MoviePass, which had 3.2 million subscribers as of August 10, planned to cut deals with movie studios for a portion of their food and beverage sales, Helios chief Ted Farnsworth said a year ago. That never panned out. The company never hit a critical mass of subscribers to bring big chains to the bargaining table, or convince them the business model worked. A few, like Landmark Theaters and Studio Movie Grill, gave the company discounts on tickets.
MoviePass’s side hustles
Unlike Cinemark and other subscription competitors like AMC Stubs A-List, MoviePass’s parent company Helios and Matheson Analytics doesn’t actually do anything. To get a grasp of how little value there is in the company, its stock is trading at $0.02 per share even after attempts to prop it up.
Outside of taking a majority stake in MoviePass in 2017, the consulting firm spun off this year a small tech company called Zone Technologies, which developed RedZone Maps, a navigation app that used crime data to allows users to avoid unsafe neighborhoods. In the second quarter of 2018, just 1% of Helios’s revenue came from consulting. The rest came from MoviePass, which drove Helios’s $126.6 million loss during the period.
MoviePass, meanwhile, is left scrambling to build a subscription service—which it aims to break even on by the end of this year—and side businesses to one day profit from, from scratch.
It tried making movies to get a cut of the box office returns it insists MoviePass is driving. Helios created two subsidiaries, MoviePass Films and MoviePass Ventures, to invest in films this year. But it’s a high risk, low-reward business, as demonstrated by the first two films released by MoviePass Ventures, American Animals, a critical success that made just under $3 million at the box office, and Gotti, a high-profile flop.

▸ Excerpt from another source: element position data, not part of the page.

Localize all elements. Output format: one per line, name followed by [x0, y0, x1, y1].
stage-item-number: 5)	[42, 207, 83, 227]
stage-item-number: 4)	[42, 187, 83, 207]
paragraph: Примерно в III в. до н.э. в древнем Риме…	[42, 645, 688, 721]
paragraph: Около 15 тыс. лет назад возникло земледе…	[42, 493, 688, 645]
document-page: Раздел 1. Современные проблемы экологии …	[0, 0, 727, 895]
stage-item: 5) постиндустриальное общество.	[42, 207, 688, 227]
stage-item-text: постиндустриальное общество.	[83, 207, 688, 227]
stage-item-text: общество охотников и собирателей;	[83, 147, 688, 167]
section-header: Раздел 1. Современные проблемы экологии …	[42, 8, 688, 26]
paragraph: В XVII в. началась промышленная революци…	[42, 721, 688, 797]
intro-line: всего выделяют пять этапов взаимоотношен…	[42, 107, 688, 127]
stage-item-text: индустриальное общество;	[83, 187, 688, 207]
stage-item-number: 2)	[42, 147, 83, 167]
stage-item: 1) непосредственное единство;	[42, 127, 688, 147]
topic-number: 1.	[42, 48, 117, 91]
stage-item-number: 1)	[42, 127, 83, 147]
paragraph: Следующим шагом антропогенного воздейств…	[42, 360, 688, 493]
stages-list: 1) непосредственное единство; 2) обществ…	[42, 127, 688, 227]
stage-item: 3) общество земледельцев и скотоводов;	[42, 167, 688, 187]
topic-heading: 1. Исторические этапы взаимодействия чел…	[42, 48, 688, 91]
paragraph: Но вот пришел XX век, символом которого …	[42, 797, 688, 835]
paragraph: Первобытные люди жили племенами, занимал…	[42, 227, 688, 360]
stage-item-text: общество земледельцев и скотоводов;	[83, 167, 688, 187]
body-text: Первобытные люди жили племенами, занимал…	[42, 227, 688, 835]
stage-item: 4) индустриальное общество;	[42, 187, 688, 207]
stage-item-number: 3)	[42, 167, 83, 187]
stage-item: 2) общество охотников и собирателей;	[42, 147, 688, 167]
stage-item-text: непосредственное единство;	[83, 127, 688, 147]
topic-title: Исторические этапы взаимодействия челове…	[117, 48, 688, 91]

MoviePass’s biggest opportunity, as CEO Mitch Lowe saw it, was to use the data it gathered on what its 3 million members watched to sell ads and promote films. That, too, has been slow going. MoviePass posted $2.4 million in marketing and promotional revenue for the first half of the 2018, the first year it broke out the segment in its filings. It’ll need a lot more than that to cover the $191 million gross loss reported for the same period (pdf).
The data MoviePass has on its subscribers isn’t all that unique. Ticket sellers like Fandango and Atom also know what customers watch, when, and where, as do many movie theaters through their loyalty programs.
But cinema advertising can be a lucrative. National CineMedia, which sells advertising across its network of screens including AMC, Regal, and Cinemark theaters, brought in $426 million in revenue last year. (That was down almost 5% from the year before, in part, because of competition from digital video advertising.) PricewaterhouseCoopers estimates cinema advertising in the US will be a $920 million business this year.
MoviePass just needs scale to attract ad dollars. Helios acquired Moviefone, which provides movie times and other information, from Verizon earlier this year to bring its 6 million monthly unique visitors and advertising prowess into the mix.
“That definitely, as far as MoviePass making money, that is their opportunity,” said Bruce Nash of the industry tracking firm The Numbers. “The issue is how much of that marketing dollar needs to go to MoviePass” versus other platforms where studios promote their films.
But by only making six films available to subscribers each day as part of its cost cutting efforts, MoviePass has limited the number of studios that could potentially promote their films through the app. The company has not said whether studios can pay to be included in the daily selection. Previously, studios were able to pay for placement within the app and to promote movies to members in emails and other marketing materials.
Levy, the former MoviePass member, said he would return to the service if was more convenient to use. Others probably would too. That’s still only half MoviePass’s battle.